Guiglielmoni Nadège, Villegas Laura I, Kirangwa Joseph, Schiffer Philipp H
Institut für Zoologie, Universität zu Köln, Cologne, Germany.
Front Genet. 2024 Feb 7;15:1308527. doi: 10.3389/fgene.2024.1308527. eCollection 2024.
High-quality genomes obtained using long-read data allow not only for a better understanding of heterozygosity levels, repeat content, and more accurate gene annotation and prediction when compared to those obtained with short-read technologies, but also allow to understand haplotype divergence. Advances in long-read sequencing technologies in the last years have made it possible to produce such high-quality assemblies for non-model organisms. This allows us to revisit genomes, which have been problematic to scaffold to chromosome-scale with previous generations of data and assembly software. Nematoda, one of the most diverse and speciose animal phyla within metazoans, remains poorly studied, and many previously assembled genomes are fragmented. Using long reads obtained with Nanopore R10.4.1 and PacBio HiFi, we generated highly contiguous assemblies of a diploid nematode of the Mermithidae family, for which no closely related genomes are available to date, as well as a collapsed assembly and a phased assembly for a triploid nematode from the Panagrolaimidae family. Both genomes had been analysed before, but the fragmented assemblies had scaffold sizes comparable to the length of long reads prior to assembly. Our new assemblies illustrate how long-read technologies allow for a much better representation of species genomes. We are now able to conduct more accurate downstream assays based on more complete gene and transposable element predictions.

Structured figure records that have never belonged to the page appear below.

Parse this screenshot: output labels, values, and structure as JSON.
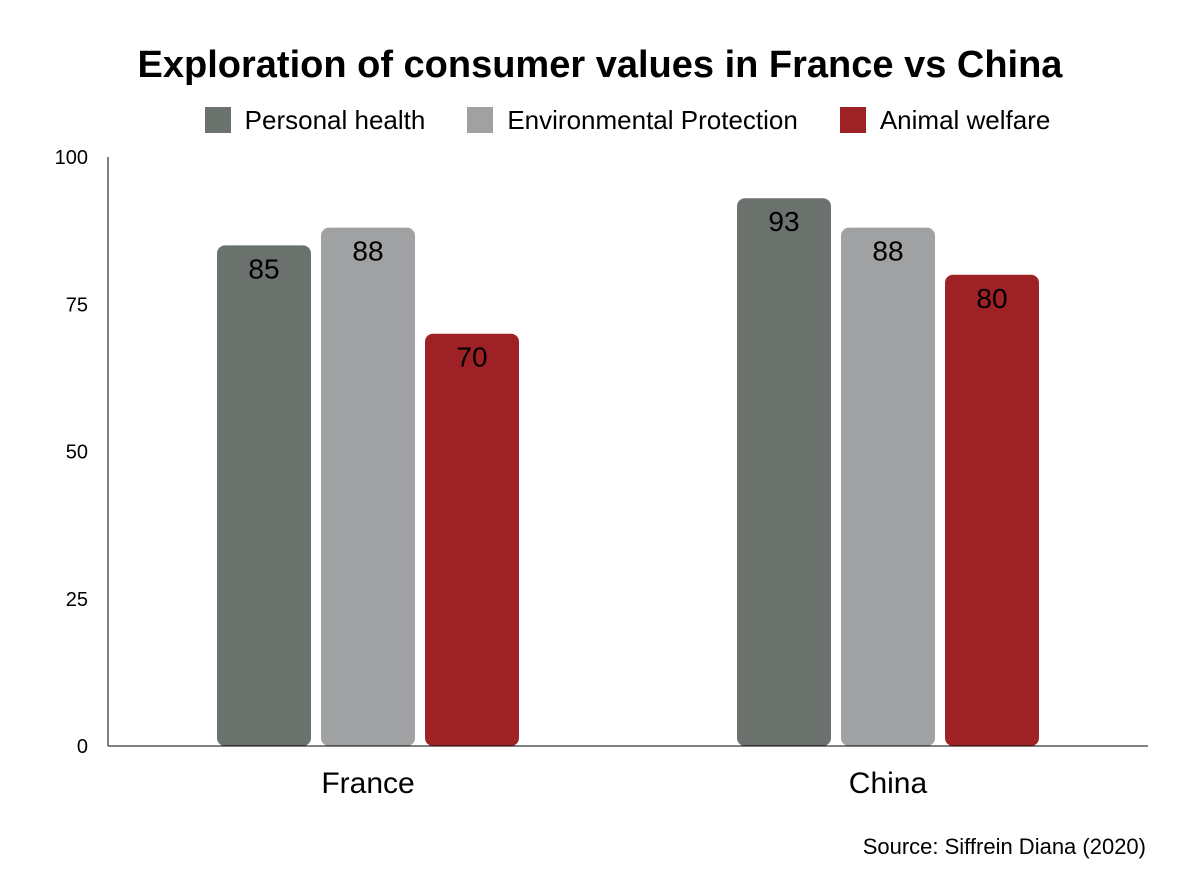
{
  "chart_data": {
    "type": "bar",
    "title": "Exploration of consumer values in France vs China",
    "categories": [
      "France",
      "China"
    ],
    "series": [
      {
        "name": "Personal health",
        "values": [
          85,
          93
        ],
        "color": "#6b716c"
      },
      {
        "name": "Environmental Protection",
        "values": [
          88,
          88
        ],
        "color": "#a0a1a3"
      },
      {
        "name": "Animal welfare",
        "values": [
          70,
          80
        ],
        "color": "#9e2126"
      }
    ],
    "ylim": [
      0,
      100
    ],
    "yticks": [
      0,
      25,
      50,
      75,
      100
    ],
    "xlabel": "",
    "ylabel": "",
    "grid": false,
    "legend_position": "top",
    "data_labels": true,
    "source": "Source: Siffrein Diana (2020)"
  }
}
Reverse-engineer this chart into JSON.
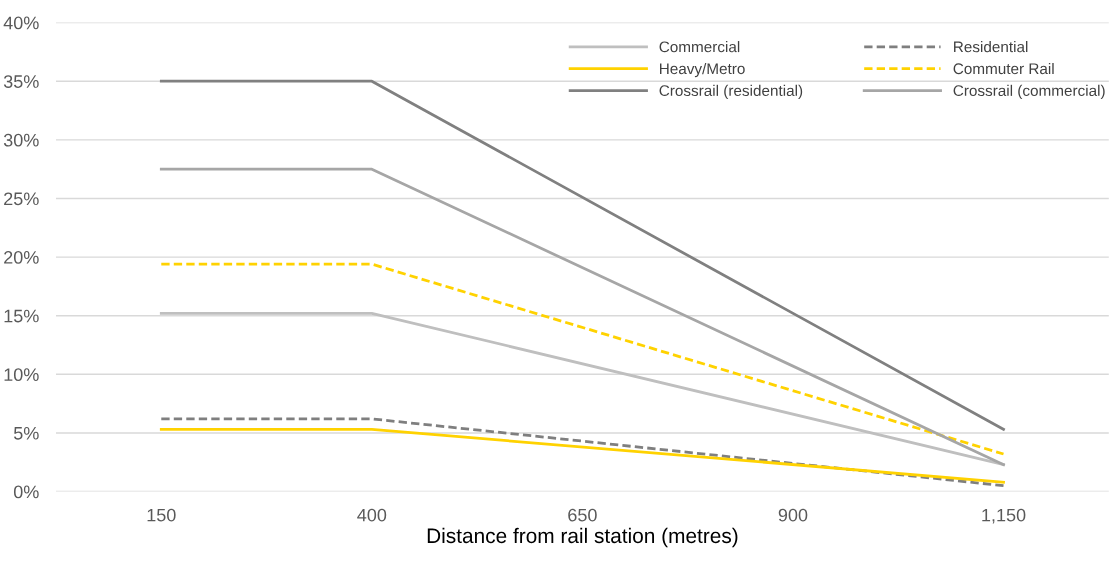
{
  "chart_data": {
    "type": "line",
    "xlabel": "Distance from rail station (metres)",
    "xlim": [
      25,
      1275
    ],
    "xticks": [
      150,
      400,
      650,
      900,
      {
        "value": 1150,
        "label": "1,150"
      }
    ],
    "ylim": [
      0,
      40
    ],
    "yticks": [
      {
        "value": 0,
        "label": "0%"
      },
      {
        "value": 5,
        "label": "5%"
      },
      {
        "value": 10,
        "label": "10%"
      },
      {
        "value": 15,
        "label": "15%"
      },
      {
        "value": 20,
        "label": "20%"
      },
      {
        "value": 25,
        "label": "25%"
      },
      {
        "value": 30,
        "label": "30%"
      },
      {
        "value": 35,
        "label": "35%"
      },
      {
        "value": 40,
        "label": "40%"
      }
    ],
    "grid": "y",
    "legend": "top right",
    "marker": "none",
    "series": [
      {
        "name": "Commercial",
        "color": "#bfbfbf",
        "x": [
          150,
          400,
          1150
        ],
        "values": [
          15.2,
          15.2,
          2.3
        ]
      },
      {
        "name": "Residential",
        "color": "#7f7f7f",
        "line_style": "dashed",
        "x": [
          150,
          400,
          1150
        ],
        "values": [
          6.2,
          6.2,
          0.5
        ]
      },
      {
        "name": "Heavy/Metro",
        "color": "#ffd200",
        "x": [
          150,
          400,
          1150
        ],
        "values": [
          5.3,
          5.3,
          0.8
        ]
      },
      {
        "name": "Commuter Rail",
        "color": "#ffd200",
        "line_style": "dashed",
        "x": [
          150,
          400,
          1150
        ],
        "values": [
          19.4,
          19.4,
          3.2
        ]
      },
      {
        "name": "Crossrail (residential)",
        "color": "#808080",
        "x": [
          150,
          400,
          1150
        ],
        "values": [
          35,
          35,
          5.3
        ]
      },
      {
        "name": "Crossrail (commercial)",
        "color": "#a6a6a6",
        "x": [
          150,
          400,
          1150
        ],
        "values": [
          27.5,
          27.5,
          2.3
        ]
      }
    ]
  }
}
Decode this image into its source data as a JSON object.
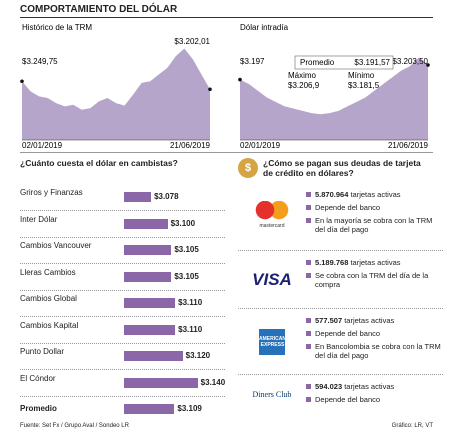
{
  "title": "COMPORTAMIENTO DEL DÓLAR",
  "chart_data": [
    {
      "type": "area",
      "title": "Histórico de la TRM",
      "x": [
        "02/01/2019",
        null,
        null,
        null,
        null,
        null,
        null,
        null,
        null,
        null,
        null,
        null,
        null,
        null,
        null,
        null,
        null,
        null,
        null,
        null,
        null,
        null,
        "21/06/2019"
      ],
      "series": [
        {
          "color": "#b6a5cb",
          "values": [
            3250,
            3190,
            3160,
            3150,
            3120,
            3100,
            3110,
            3080,
            3090,
            3130,
            3150,
            3120,
            3105,
            3170,
            3240,
            3250,
            3290,
            3330,
            3400,
            3445,
            3380,
            3290,
            3202
          ]
        }
      ],
      "ylim": [
        2900,
        3460
      ],
      "annotations": [
        "$3.249,75",
        "$3.202,01"
      ]
    },
    {
      "type": "area",
      "title": "Dólar intradía",
      "x": [
        "02/01/2019",
        null,
        null,
        null,
        null,
        null,
        null,
        null,
        null,
        null,
        null,
        null,
        null,
        null,
        null,
        null,
        null,
        null,
        null,
        null,
        null,
        "21/06/2019"
      ],
      "series": [
        {
          "color": "#b6a5cb",
          "values": [
            3197,
            3195,
            3192,
            3189,
            3187,
            3185,
            3184,
            3183,
            3182,
            3181.5,
            3182,
            3183,
            3185,
            3187,
            3189,
            3192,
            3195,
            3198,
            3201,
            3203,
            3206.9,
            3203.5
          ]
        }
      ],
      "ylim": [
        3170,
        3212
      ],
      "annotations": [
        "$3.197",
        "$3.203,50"
      ],
      "stats": [
        {
          "label": "Promedio",
          "value": "$3.191,57"
        },
        {
          "label": "Máximo",
          "value": "$3.206,9"
        },
        {
          "label": "Mínimo",
          "value": "$3.181,5"
        }
      ]
    },
    {
      "type": "bar",
      "title": "¿Cuánto cuesta el dólar en cambistas?",
      "categories": [
        "Griros y Finanzas",
        "Inter Dólar",
        "Cambios Vancouver",
        "Lleras Cambios",
        "Cambios Global",
        "Cambios Kapital",
        "Punto Dollar",
        "El Cóndor",
        "Promedio"
      ],
      "values": [
        3078,
        3100,
        3105,
        3105,
        3110,
        3110,
        3120,
        3140,
        3109
      ],
      "value_labels": [
        "$3.078",
        "$3.100",
        "$3.105",
        "$3.105",
        "$3.110",
        "$3.110",
        "$3.120",
        "$3.140",
        "$3.109"
      ],
      "color": "#8c67a8",
      "xlim": [
        3042,
        3175
      ]
    }
  ],
  "cards": {
    "icon": "$",
    "title": "¿Cómo se pagan sus deudas de tarjeta de crédito en dólares?",
    "rows": [
      {
        "brand": "mastercard",
        "items": [
          {
            "bold": "5.870.964",
            "text": "tarjetas activas"
          },
          {
            "text": "Depende del banco"
          },
          {
            "text": "En la mayoría se cobra con la TRM del día del pago"
          }
        ]
      },
      {
        "brand": "VISA",
        "items": [
          {
            "bold": "5.189.768",
            "text": "tarjetas activas"
          },
          {
            "text": "Se cobra con la TRM del día de la compra"
          }
        ]
      },
      {
        "brand": "AMERICAN EXPRESS",
        "items": [
          {
            "bold": "577.507",
            "text": "tarjetas activas"
          },
          {
            "text": "Depende del banco"
          },
          {
            "text": "En Bancolombia se cobra con la TRM del día del pago"
          }
        ]
      },
      {
        "brand": "Diners Club",
        "items": [
          {
            "bold": "594.023",
            "text": "tarjetas activas"
          },
          {
            "text": "Depende del banco"
          }
        ]
      }
    ]
  },
  "footer": {
    "source": "Fuente: Set Fx / Grupo Aval / Sondeo LR",
    "credit": "Gráfico: LR, VT"
  }
}
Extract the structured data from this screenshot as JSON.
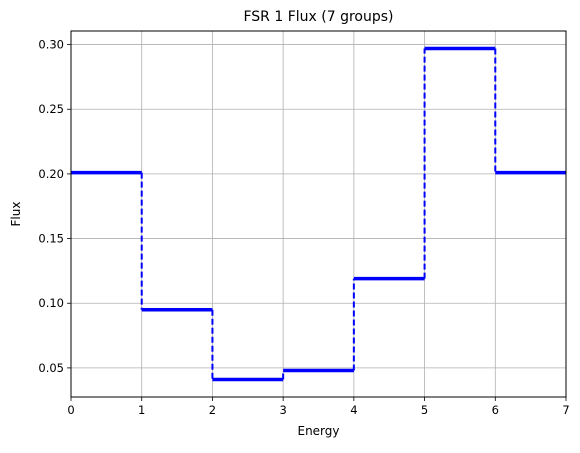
{
  "chart_data": {
    "type": "line",
    "style": "step",
    "title": "FSR 1 Flux (7 groups)",
    "xlabel": "Energy",
    "ylabel": "Flux",
    "xlim": [
      0,
      7
    ],
    "ylim": [
      0.0275,
      0.3105
    ],
    "xticks": [
      0,
      1,
      2,
      3,
      4,
      5,
      6,
      7
    ],
    "yticks": [
      0.05,
      0.1,
      0.15,
      0.2,
      0.25,
      0.3
    ],
    "grid": true,
    "line_color": "#0000ff",
    "series": [
      {
        "groups": [
          {
            "x0": 0,
            "x1": 1,
            "value": 0.201
          },
          {
            "x0": 1,
            "x1": 2,
            "value": 0.095
          },
          {
            "x0": 2,
            "x1": 3,
            "value": 0.041
          },
          {
            "x0": 3,
            "x1": 4,
            "value": 0.048
          },
          {
            "x0": 4,
            "x1": 5,
            "value": 0.119
          },
          {
            "x0": 5,
            "x1": 6,
            "value": 0.297
          },
          {
            "x0": 6,
            "x1": 7,
            "value": 0.201
          }
        ]
      }
    ]
  }
}
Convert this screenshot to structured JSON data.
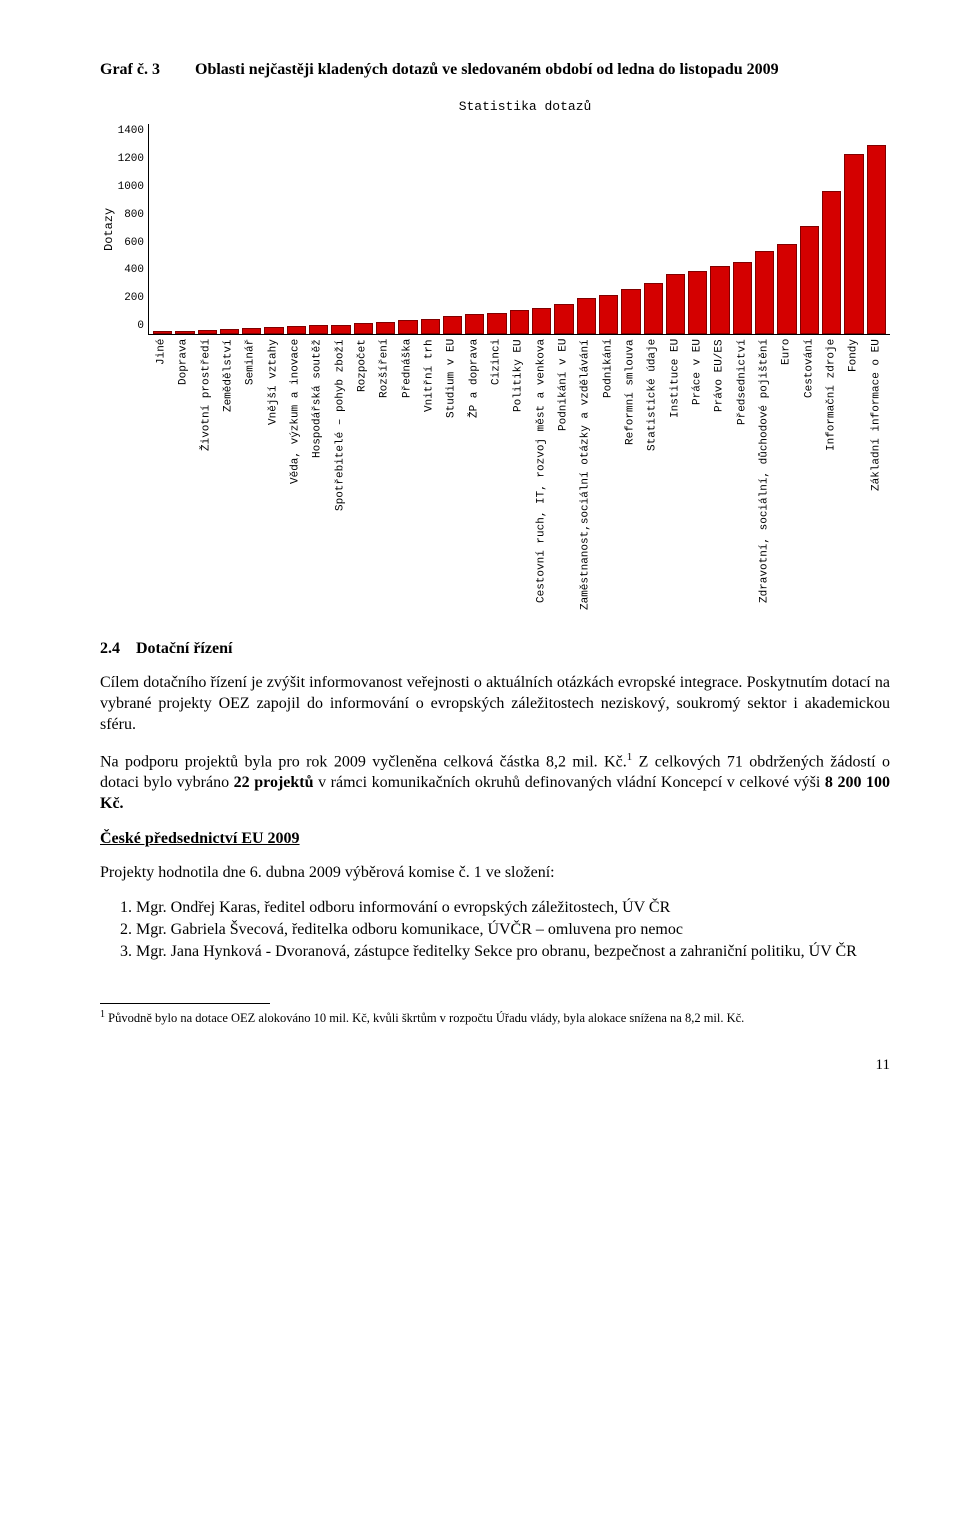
{
  "graf": {
    "label": "Graf č. 3",
    "title": "Oblasti nejčastěji kladených dotazů ve sledovaném období od ledna do listopadu 2009"
  },
  "chart": {
    "type": "bar",
    "title": "Statistika dotazů",
    "y_axis_label": "Dotazy",
    "y_ticks": [
      "1400",
      "1200",
      "1000",
      "800",
      "600",
      "400",
      "200",
      "0"
    ],
    "ylim_max": 1400,
    "bar_color": "#d40000",
    "bar_border": "#800000",
    "background_color": "#ffffff",
    "axis_color": "#000000",
    "font": "Courier New",
    "title_fontsize": 13,
    "tick_fontsize": 11,
    "categories": [
      "Jiné",
      "Doprava",
      "Životní prostředí",
      "Zemědělství",
      "Seminář",
      "Vnější vztahy",
      "Věda, výzkum a inovace",
      "Hospodářská soutěž",
      "Spotřebitelé – pohyb zboží",
      "Rozpočet",
      "Rozšíření",
      "Přednáška",
      "Vnitřní trh",
      "Studium v EU",
      "ŽP a doprava",
      "Cizinci",
      "Politiky EU",
      "Cestovní ruch, IT, rozvoj měst a venkova",
      "Podnikání v EU",
      "Zaměstnanost,sociální otázky a vzdělávání",
      "Podnikání",
      "Reformní smlouva",
      "Statistické údaje",
      "Instituce EU",
      "Práce v EU",
      "Právo EU/ES",
      "Předsednictví",
      "Zdravotní, sociální, důchodové pojištění",
      "Euro",
      "Cestování",
      "Informační zdroje",
      "Fondy",
      "Základní informace o EU"
    ],
    "values": [
      15,
      20,
      25,
      30,
      35,
      45,
      50,
      55,
      60,
      70,
      80,
      90,
      100,
      120,
      130,
      140,
      155,
      170,
      200,
      240,
      260,
      300,
      340,
      400,
      420,
      450,
      480,
      550,
      600,
      720,
      950,
      1200,
      1260
    ]
  },
  "section": {
    "number": "2.4",
    "title": "Dotační řízení"
  },
  "para1": "Cílem dotačního řízení je zvýšit informovanost veřejnosti o aktuálních otázkách evropské integrace. Poskytnutím dotací na vybrané projekty OEZ zapojil do informování o evropských záležitostech neziskový, soukromý sektor i akademickou sféru.",
  "para2_a": "Na podporu projektů byla pro rok 2009 vyčleněna celková částka 8,2 mil. Kč.",
  "para2_sup": "1",
  "para2_b": " Z celkových 71 obdržených žádostí o dotaci bylo vybráno ",
  "para2_bold1": "22 projektů",
  "para2_c": " v rámci komunikačních okruhů definovaných vládní Koncepcí v celkové výši ",
  "para2_bold2": "8 200 100  Kč.",
  "subheading": "České předsednictví EU 2009",
  "para3": "Projekty hodnotila dne 6. dubna 2009 výběrová komise č. 1 ve složení:",
  "members": [
    "Mgr. Ondřej Karas, ředitel odboru informování o evropských záležitostech, ÚV ČR",
    "Mgr. Gabriela Švecová, ředitelka odboru komunikace, ÚVČR – omluvena pro nemoc",
    "Mgr. Jana Hynková - Dvoranová, zástupce ředitelky Sekce pro obranu, bezpečnost a zahraniční politiku, ÚV ČR"
  ],
  "footnote_sup": "1",
  "footnote": " Původně bylo na dotace OEZ alokováno 10 mil. Kč, kvůli škrtům v rozpočtu Úřadu vlády, byla alokace snížena na 8,2 mil. Kč.",
  "page_number": "11"
}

与短读长技术获得的基因组相比,使用长读长数据获得的高质量基因组不仅能更好地了解杂合性水平、重复序列含量,进行更准确的基因注释和预测,还能了解单倍型差异。近年来长读长测序技术的进步使得为非模式生物生成此类高质量基因组组装成为可能。这使我们能够重新审视那些使用上一代数据和组装软件难以构建到染色体规模的基因组。线虫纲是后生动物中最多样化、物种最丰富的动物门类之一,目前对其研究较少,许多之前组装的基因组都是碎片化的。我们使用通过纳米孔R10.4.1和PacBio HiFi获得的长读长数据,生成了丝虫科一种二倍体线虫的高度连续组装基因组(目前尚无与之密切相关的基因组),以及小杆线虫科一种三倍体线虫的压缩组装基因组和定相组装基因组。这两个基因组之前都已被分析过,但之前的碎片化组装基因组的支架大小与组装前长读长的长度相当。我们新的组装基因组展示了长读长技术如何能更好地呈现物种基因组。现在我们能够基于更完整的基因和转座元件预测进行更准确的下游分析。